ECLI:NL:CRVB:2020:3297
Centrale Raad van Beroep
- Hoger beroep
- Rechtspraak.nl
Intrekking en terugvordering van bijstandsuitkering wegens niet-gemelde op geld waardeerbare werkzaamheden
In deze zaak gaat het om een hoger beroep van appellante tegen de uitspraak van de rechtbank Rotterdam, die het beroep tegen het besluit van het college van burgemeester en wethouders van Rotterdam ongegrond verklaarde. Appellante ontving van 21 november 2011 tot en met 9 april 2017 bijstand op grond van de Participatiewet (PW). Na een anonieme melding over mogelijke samenwoning, startte de gemeente Rotterdam een onderzoek naar de rechtmatigheid van de bijstandsverlening. Dit leidde tot de conclusie dat appellante op geld waardeerbare werkzaamheden had verricht door het bakken en verkopen van taarten, zonder dit te melden. Het college besloot daarom de bijstandsverlening per 4 september 2017 in te trekken en de gemaakte kosten van bijstand terug te vorderen, wat resulteerde in een bedrag van € 14.488,22.

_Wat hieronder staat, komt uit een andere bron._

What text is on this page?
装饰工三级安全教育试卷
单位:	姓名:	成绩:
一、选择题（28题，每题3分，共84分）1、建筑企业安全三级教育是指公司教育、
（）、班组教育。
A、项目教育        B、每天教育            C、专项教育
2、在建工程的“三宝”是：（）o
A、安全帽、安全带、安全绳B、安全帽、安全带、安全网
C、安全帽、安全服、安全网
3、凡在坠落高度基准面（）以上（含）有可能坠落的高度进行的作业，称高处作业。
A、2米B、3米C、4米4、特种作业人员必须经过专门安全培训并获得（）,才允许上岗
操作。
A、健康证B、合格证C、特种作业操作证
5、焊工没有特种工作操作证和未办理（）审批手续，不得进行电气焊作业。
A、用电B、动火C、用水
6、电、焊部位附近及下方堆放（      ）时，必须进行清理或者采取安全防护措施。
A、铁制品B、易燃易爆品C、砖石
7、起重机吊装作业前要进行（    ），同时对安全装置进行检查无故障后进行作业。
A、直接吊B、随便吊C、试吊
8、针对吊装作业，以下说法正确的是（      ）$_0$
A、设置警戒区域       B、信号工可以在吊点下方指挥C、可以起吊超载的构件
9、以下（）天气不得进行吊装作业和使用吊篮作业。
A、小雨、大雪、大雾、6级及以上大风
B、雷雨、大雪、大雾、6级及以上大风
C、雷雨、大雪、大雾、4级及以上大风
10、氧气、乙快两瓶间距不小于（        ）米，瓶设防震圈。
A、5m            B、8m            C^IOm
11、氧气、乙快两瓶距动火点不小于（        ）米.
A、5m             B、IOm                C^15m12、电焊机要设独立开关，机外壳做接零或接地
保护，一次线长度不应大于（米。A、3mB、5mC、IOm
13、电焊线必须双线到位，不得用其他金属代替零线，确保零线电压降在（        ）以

Appellante betwist in hoger beroep dat zij op geld waardeerbare werkzaamheden heeft verricht en stelt dat haar activiteiten als hobby moeten worden beschouwd. De Raad overweegt dat appellante wel degelijk inkomsten heeft gegenereerd uit haar taartenverkoop, wat blijkt uit haar bedrijfspagina op Facebook en de verkoopprijzen die zij hanteerde. De Raad concludeert dat de activiteiten van appellante niet alleen als hobby kunnen worden gekwalificeerd, maar dat zij ook daadwerkelijk op geld waardeerbare werkzaamheden heeft verricht. De stelling van appellante dat zij geen administratie heeft bijgehouden en dat haar activiteiten niet voldoen aan de eisen van de Warenwet, doet niets af aan de vaststelling dat zij inkomsten heeft gegenereerd.
De Raad bevestigt de uitspraak van de rechtbank en oordeelt dat het hoger beroep van appellante niet slaagt. Er is geen aanleiding voor een proceskostenveroordeling. De uitspraak is gedaan door P.W. van Straalen, in tegenwoordigheid van I.A. Siskina als griffier, en is openbaar uitgesproken op 8 december 2020.